Commentators say it sends a signal to US President Donald Trump that a deal on Palestinian statehood must precede any Israeli-Arab normalisation.

The gathering comes ahead of White House meetings in the coming weeks with three Arab leaders – Jordan’s King Abdullah II, Egyptian President Abdel-Fattah el-Sissi and Palestinian President Mahmoud Abbas.

Trump has not yet articulated a policy regarding teh Israeli-Palestinian conflict. However, he has suggested the internationally-back idea of a two-state solution is not the only option on the table.

What is the basis of the conflict?

The Palestinians want to set up a state in the West Bank, Gaza Strip and East Jerusalem.

The land was captured by Israel in the 1967 Middle East war.

Was Bashar al-Assad at the summit?

No. The Syrian president was not in attendance.

He has not been invited since Syria’s suspension from the 22-member Arab League following his crackdown on a 2011 uprising that quickly turned into a brutal civil war.

Who else was there?

United Nations Secretary General Antonio Guterres was also present at the opening talks.

He told those present that, while fighting terrorism is essential, “any success will prove ephemeral” without a political solution to Syria’s six-year-old civil war that allows Syrians to decide their own fate.

The EU was represented by EU foreign policy chief, Federica Mogherini.

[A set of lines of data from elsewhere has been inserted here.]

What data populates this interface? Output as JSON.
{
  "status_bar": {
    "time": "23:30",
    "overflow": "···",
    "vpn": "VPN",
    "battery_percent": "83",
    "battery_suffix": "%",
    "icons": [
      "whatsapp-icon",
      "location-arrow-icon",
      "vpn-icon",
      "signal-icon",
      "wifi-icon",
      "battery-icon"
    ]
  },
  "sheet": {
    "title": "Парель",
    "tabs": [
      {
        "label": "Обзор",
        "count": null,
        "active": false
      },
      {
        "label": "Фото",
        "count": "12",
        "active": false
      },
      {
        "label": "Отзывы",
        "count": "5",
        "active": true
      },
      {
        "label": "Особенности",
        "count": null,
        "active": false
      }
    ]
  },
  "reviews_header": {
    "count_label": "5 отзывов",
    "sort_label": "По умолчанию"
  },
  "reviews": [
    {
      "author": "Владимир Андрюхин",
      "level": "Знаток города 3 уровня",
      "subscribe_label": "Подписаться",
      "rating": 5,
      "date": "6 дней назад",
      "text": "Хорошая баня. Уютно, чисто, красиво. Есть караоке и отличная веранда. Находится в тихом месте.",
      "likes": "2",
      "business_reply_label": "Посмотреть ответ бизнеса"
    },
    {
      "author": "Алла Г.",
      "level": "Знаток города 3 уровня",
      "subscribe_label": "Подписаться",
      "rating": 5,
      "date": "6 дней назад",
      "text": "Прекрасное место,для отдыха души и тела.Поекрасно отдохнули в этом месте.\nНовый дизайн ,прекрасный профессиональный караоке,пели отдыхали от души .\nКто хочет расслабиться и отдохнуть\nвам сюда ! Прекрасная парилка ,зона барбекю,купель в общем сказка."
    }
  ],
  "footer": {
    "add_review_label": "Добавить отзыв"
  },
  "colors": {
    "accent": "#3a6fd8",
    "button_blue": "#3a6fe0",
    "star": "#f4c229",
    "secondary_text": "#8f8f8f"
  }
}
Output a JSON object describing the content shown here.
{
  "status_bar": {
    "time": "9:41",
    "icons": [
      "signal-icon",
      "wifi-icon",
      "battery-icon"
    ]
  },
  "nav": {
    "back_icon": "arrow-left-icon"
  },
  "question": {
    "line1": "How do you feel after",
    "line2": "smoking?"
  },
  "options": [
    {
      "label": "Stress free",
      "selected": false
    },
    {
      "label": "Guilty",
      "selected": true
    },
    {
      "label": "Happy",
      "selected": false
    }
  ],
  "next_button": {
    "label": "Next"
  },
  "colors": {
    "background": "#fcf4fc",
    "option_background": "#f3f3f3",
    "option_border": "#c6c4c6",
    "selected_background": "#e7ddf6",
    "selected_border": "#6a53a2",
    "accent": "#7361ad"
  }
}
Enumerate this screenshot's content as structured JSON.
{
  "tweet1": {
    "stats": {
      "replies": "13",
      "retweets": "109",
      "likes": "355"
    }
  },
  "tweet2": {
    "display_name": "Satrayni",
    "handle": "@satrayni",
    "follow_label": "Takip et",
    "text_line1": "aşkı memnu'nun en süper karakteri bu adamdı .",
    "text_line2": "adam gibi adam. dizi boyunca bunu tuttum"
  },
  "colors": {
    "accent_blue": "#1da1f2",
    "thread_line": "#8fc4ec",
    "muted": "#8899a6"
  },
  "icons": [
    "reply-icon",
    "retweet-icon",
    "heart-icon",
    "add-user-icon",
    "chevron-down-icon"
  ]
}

Arabsummithighlightstwo-state solution as cornerstoneof peace

— China XinhuaNews (@XHNews) 29 mars 2017

“Aoun is fine and unharmed”

Before posing for their photocall, Lebanon’s president, 83-year-old Michel Aoun, stumbled and fell face-first onto the carpeted floor of the summit venue.

Rafik Chlala, his media adviser, told Al-Jadeed TV that Aoun was fine and unharmed after the fall.